Metric to use for early stopping (AUTO: logloss for classification, deviance for regression). Possible values are "AUTO", "deviance", "logloss", "MSE", "RMSE", "MAE", "RMSLE", "AUC", "AUCPR", "lift_top_group", "misclassification", "mean_per_class_error", "anomaly_score", "custom", "custom_increasing".

Default value: "AUTO"

stoppingRounds

Early stopping based on convergence of stopping_metric. Stop if simple moving average of length k of the stopping_metric does not improve for k:=stopping_rounds scoring events (0 to disable).

Default value: 3

stoppingTolerance

Relative tolerance for metric-based stopping criterion (stop if relative improvement is not at least this much).

Default value: -1.0

tweediePower

Tweedie power for Tweedie regression, must be between 1 and 2.

Default value: 1.5

validationDataFrame

A data frame dedicated for a validation of the trained model. If the parameters is not set,a validation frame created via the ‘splitRatio’ parameter.

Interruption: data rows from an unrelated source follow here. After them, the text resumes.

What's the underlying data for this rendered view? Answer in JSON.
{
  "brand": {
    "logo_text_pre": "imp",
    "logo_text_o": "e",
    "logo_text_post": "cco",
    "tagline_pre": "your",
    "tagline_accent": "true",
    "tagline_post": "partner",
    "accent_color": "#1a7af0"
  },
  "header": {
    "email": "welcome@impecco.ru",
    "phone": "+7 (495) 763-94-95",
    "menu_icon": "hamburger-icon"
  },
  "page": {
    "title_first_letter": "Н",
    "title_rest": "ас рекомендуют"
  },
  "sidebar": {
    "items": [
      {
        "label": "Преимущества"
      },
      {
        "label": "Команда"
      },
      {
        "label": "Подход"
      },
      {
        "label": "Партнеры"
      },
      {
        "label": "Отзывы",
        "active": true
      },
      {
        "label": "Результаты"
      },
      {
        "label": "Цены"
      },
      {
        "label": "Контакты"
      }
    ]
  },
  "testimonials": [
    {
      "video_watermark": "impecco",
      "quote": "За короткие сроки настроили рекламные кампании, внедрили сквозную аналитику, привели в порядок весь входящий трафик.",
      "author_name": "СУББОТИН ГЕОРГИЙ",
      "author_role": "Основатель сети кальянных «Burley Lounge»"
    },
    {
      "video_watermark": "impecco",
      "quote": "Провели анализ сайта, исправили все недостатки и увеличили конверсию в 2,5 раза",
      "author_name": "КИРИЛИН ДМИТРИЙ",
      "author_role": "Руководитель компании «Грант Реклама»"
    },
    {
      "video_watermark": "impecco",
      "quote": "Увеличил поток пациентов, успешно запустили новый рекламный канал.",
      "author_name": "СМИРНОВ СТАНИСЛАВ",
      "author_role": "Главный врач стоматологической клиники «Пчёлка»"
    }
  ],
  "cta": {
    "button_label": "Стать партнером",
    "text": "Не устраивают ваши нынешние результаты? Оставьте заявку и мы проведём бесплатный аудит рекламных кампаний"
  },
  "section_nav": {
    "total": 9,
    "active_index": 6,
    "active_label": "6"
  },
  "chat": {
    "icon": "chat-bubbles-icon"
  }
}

The parameter is not serializable!

Scala default value: null ; Python default value: None

weightCol

Weights column in the training frame, which specifies the row weights used in model training.

Scala default value: null ; Python default value: None

withContributions

Enables or disables generating a sub-column of detailedPredictionCol containing Shapley values of original features.

Scala default value: false ; Python default value: False

withLeafNodeAssignments

Enables or disables computation of leaf node assignments.

Scala default value: false ; Python default value: False

withStageResults

Enables or disables computation of stage results.

Scala default value: false ; Python default value: False